I’ve recently started learning more about empowering students from author John Spencer. In this short video, he suggests 10 ways teachers can start offering choice for their learners.

I considered each of these suggestions when designing my latest online math content, a learning quest through Classcraft. My students engaged with this quest during their independent work time in math workshop over the course of four weeks. Each task in our quest includes a part of our fictional story from our “realm,” lesson content, assessments, and game rewards for student players.

Each location on the map contains lesson content and
learning tasks for students to complete. 

Student Choice in Daily Learning

Each learning task includes a variety of teaching materials such as charts, videos, songs, and examples. Students can choose how they want to learn and practice each skill.

My students are able to choose which topics they practice first. They can build their confidence with topics that were easy for them to understand during small group instruction or they can choose a more challenging task.

We provide students with ongoing instruction in each topic as they progress toward mastery, allowing them to spend more or less time on a topic based on their need.

My students determine when they will take the formative assessments for each topic based on their personal progress.

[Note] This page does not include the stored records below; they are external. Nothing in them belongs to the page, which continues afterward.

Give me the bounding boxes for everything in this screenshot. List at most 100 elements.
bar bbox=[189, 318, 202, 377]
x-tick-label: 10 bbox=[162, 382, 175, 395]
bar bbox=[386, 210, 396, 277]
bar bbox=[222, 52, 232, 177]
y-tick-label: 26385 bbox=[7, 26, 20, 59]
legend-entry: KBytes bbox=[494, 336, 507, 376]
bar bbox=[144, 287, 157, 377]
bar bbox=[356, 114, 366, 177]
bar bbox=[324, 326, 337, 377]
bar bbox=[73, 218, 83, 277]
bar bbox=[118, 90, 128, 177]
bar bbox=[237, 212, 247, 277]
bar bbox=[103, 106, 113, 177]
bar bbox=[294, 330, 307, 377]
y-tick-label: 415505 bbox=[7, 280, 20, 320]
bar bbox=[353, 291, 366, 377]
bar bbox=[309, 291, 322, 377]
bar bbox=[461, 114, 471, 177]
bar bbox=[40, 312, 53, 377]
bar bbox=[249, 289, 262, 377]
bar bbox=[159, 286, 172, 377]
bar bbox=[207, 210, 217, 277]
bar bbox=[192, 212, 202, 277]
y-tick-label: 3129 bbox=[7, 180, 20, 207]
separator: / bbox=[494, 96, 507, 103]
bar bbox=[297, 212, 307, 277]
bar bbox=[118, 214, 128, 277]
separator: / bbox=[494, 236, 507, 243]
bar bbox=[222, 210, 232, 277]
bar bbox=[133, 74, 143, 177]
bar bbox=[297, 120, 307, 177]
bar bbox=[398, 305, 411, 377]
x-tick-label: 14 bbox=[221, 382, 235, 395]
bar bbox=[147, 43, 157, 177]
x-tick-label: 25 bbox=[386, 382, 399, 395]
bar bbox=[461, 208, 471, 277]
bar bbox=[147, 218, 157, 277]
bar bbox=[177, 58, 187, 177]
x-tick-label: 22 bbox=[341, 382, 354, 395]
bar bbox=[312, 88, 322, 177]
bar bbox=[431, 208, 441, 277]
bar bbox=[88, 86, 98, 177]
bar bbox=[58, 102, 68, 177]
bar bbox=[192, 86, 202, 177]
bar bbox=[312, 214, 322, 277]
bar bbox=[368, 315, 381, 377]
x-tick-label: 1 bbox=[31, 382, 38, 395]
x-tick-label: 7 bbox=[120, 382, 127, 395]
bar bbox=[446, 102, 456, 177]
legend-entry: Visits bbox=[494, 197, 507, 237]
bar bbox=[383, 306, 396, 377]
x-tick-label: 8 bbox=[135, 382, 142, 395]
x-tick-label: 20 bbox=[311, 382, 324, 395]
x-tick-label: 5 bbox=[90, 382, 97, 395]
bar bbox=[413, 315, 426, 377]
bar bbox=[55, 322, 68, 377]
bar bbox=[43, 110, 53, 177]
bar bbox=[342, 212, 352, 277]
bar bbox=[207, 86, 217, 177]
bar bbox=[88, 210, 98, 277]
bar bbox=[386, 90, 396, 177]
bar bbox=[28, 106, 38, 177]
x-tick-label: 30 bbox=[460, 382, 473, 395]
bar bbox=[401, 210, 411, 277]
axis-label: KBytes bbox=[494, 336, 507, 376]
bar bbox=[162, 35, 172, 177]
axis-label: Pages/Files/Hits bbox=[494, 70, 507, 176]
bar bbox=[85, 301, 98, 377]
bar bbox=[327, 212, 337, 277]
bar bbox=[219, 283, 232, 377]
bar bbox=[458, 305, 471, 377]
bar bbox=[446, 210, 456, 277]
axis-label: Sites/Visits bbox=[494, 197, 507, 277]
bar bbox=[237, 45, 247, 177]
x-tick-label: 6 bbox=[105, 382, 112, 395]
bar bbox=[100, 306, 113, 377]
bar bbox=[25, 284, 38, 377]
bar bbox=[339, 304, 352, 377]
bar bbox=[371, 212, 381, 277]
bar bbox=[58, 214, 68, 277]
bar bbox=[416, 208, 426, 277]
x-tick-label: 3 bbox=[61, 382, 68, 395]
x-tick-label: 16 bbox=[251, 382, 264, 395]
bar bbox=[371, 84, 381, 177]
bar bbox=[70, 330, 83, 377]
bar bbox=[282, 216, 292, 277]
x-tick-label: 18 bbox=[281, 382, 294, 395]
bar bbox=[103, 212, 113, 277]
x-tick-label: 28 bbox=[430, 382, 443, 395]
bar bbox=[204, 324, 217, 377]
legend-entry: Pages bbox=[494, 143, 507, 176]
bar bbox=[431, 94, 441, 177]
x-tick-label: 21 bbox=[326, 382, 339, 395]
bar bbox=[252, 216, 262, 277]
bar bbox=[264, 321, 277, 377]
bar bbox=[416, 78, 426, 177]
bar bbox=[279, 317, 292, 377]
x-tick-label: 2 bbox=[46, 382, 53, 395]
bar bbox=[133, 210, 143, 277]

Student Choice in Final Performance Assessments

Project Format
When many students have shown mastery of most of the topics, we give students choice about how they want to demonstrate their learning with final performance assessments. Students can choose the format, audience, and specific topic of their project.

Project Management
While working on projects, students manage their own work. My role as the teacher is to help students stay on track and provide additional resources as the need arises.

Students have chosen final project ranging from paper and pencil tasks
to creating teaching videos and using manipulatives to model a problem.

Evidence of Empowered Students

One of the benefits of teaching in small groups in a math workshop format is that my co-teacher and I have a clear picture of each student’s progress toward mastery. At the same time, we want our students advocating for their learning needs. Part of what makes this possible is the visual aspect of the quest map. It makes it very easy for students to track their own progress, plus they are motivated to complete tasks to gain points toward leveling up. We have found that students are advocating for their learning needs more often by expressing their need for additional face-to-face help with specific topics. This is empowered learning!